Omsen appelle alors les autres brigades étrangères à le rejoindre, menaçant que si le président syrien réussit à anéantir le « camp des Français », elles seront les prochaines cibles. Certaines factions, principalement ouzbèkes[2], répondent positivement, frustrées par le pragmatisme du président et ses concessions aux États-Unis, perçus comme l’ennemi numéro un des djihadistes. Les tensions augmentent et de plus en plus de combattants étrangers rejoignent Omsen. L’équilibre des forces tourne en défaveur du nouveau régime, tandis que certaines factions syriennes refusent de combattre leurs « frères » pour « satisfaire l’Occident ». Le régime est contraint d’interrompre l’opération, et un accord est trouvé via des cheikhs et dirigeants djihadistes étrangers, assurant le retour au calme et « l’application de la loi syrienne sur Omar Omsen » dans l’affaire du rapt. Cette rébellion illustre la puissance supérieure des djihadistes étrangers sur le terrain et leur autonomie face au régime syrien. L’intégration de ces combattants dans la nouvelle Syrie demeure complexe, même s’ils occupent des postes clés dans l’armée ou l’administration. Ils préfèrent conserver leurs propres sphères d’influence et camps, véritables îlots isolés. Leur rôle en tant que colonne vertébrale militaire du nouveau régime islamique souligne la fragilité extrême de la Syrie, fragmentée entre autorités de facto au nord et au sud et camps de djihadistes étrangers.
Conclusion
La rébellion d’Omsen montre la difficulté d’intégrer les djihadistes étrangers dans le tissu social syrien. Résidant dans des camps autonomes, éloignés de la population, ils fonctionnent selon leurs propres systèmes légal, militaire et social. Leur nombre augmente avec l’arrivée de familles et amis djihadistes, souhaitant s’établir définitivement en Syrie, par crainte de représailles dans leur pays d’origine.

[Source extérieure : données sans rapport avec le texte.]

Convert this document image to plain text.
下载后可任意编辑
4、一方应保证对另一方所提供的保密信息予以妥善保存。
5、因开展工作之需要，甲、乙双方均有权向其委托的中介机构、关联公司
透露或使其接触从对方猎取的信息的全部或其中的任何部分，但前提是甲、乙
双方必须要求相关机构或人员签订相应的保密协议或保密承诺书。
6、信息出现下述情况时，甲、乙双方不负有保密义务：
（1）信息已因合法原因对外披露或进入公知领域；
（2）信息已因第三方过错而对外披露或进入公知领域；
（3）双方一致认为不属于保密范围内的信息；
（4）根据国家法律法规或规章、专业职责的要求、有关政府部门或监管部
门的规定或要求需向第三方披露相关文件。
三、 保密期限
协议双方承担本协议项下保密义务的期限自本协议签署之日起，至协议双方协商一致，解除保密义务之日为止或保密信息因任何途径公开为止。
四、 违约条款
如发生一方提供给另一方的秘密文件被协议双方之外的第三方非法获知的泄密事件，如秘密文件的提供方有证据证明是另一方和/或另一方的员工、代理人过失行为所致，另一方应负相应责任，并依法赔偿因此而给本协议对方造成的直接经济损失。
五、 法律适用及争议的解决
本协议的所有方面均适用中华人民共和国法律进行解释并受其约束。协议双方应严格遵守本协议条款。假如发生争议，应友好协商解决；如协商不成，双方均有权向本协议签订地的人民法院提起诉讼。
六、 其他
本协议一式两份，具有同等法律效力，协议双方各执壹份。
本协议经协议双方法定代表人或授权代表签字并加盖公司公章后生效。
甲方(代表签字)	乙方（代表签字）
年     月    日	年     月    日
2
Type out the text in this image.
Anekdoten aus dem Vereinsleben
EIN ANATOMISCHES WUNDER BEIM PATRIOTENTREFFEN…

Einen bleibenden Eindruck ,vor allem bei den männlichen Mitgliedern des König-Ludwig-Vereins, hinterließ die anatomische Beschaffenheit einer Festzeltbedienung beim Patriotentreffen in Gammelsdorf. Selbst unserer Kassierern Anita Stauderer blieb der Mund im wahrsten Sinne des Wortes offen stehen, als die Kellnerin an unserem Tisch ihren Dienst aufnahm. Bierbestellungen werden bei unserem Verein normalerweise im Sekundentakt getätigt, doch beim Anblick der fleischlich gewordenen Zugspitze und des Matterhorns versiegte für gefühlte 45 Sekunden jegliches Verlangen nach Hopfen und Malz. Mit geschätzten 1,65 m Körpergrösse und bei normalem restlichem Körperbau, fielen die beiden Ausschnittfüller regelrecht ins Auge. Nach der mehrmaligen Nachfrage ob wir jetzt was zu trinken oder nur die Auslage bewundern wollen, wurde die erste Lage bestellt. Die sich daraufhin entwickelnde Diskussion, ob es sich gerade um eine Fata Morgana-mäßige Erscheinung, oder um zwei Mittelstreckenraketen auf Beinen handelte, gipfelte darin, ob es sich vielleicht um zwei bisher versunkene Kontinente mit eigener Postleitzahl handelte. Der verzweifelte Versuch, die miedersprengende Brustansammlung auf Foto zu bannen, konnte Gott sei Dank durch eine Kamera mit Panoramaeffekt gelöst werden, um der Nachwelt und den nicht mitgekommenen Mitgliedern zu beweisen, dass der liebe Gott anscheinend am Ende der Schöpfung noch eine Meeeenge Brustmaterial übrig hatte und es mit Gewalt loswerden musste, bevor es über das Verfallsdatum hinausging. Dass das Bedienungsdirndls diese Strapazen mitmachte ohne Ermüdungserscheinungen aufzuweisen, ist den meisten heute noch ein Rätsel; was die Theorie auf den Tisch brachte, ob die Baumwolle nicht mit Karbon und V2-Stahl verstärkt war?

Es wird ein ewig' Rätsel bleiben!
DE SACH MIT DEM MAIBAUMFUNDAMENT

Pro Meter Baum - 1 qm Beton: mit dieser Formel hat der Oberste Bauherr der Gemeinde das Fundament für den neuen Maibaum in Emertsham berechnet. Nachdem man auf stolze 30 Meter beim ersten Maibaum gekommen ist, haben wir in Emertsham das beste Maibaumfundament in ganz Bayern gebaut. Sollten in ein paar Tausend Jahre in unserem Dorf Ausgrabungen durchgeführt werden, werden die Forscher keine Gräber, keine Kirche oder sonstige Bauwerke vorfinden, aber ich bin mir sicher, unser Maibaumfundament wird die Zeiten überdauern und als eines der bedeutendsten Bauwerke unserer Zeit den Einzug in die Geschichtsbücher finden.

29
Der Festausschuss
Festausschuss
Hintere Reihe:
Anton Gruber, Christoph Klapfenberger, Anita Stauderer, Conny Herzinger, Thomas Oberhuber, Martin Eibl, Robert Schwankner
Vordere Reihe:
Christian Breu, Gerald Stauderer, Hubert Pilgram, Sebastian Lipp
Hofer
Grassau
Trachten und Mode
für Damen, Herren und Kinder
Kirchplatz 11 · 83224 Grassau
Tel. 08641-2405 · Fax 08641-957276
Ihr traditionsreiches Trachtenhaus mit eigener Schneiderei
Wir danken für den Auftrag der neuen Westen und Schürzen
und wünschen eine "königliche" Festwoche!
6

Leur principal défi est leur isolement et leur méconnaissance de la complexité du tissu social syrien, ainsi que leur refus du pragmatisme du président. Le revirement soudain du discours d’Ahmad Al-Charaa, qui a rencontré Poutine, Trump et Macron, et prévoit une base militaire américaine à Damas[3], crée un profond désarroi parmi les djihadistes étrangers. La rébellion d’Omsen cristallise ces frustrations, révélant la faiblesse du nouveau régime et l’échec de l’intégration.
La Syrie devient progressivement une république djihadiste, mais le risque majeur est sa transformation en « djihadistan », refuge pour tous les djihadistes internationaux planifiant des attaques contre l’Occident. Anciennement reconnue pour sa tolérance et sa diversité religieuse, la Syrie risque de tomber sous l’influence croissante des djihadistes étrangers, sous le regard inquiet de l’Occident.
[1] 1 Il n’y a pas de chiffres précis concernant leur nombre. Mais les recensements réalistes estiment leur nombre à 30 000 combattants, sans compter leurs propres familles. Ce nombre est le plus proche de la réalité, en tenant compte du fait que des combattants étrangers viennent s’installer en Syrie depuis 2012, et que le flux, à travers la frontière turco-syrienne, ne s’est pas arrêté. En plus, ceux qui sont retournés dans leur pays d’origine se comptent en centaines, ce qui n’est pas significatif.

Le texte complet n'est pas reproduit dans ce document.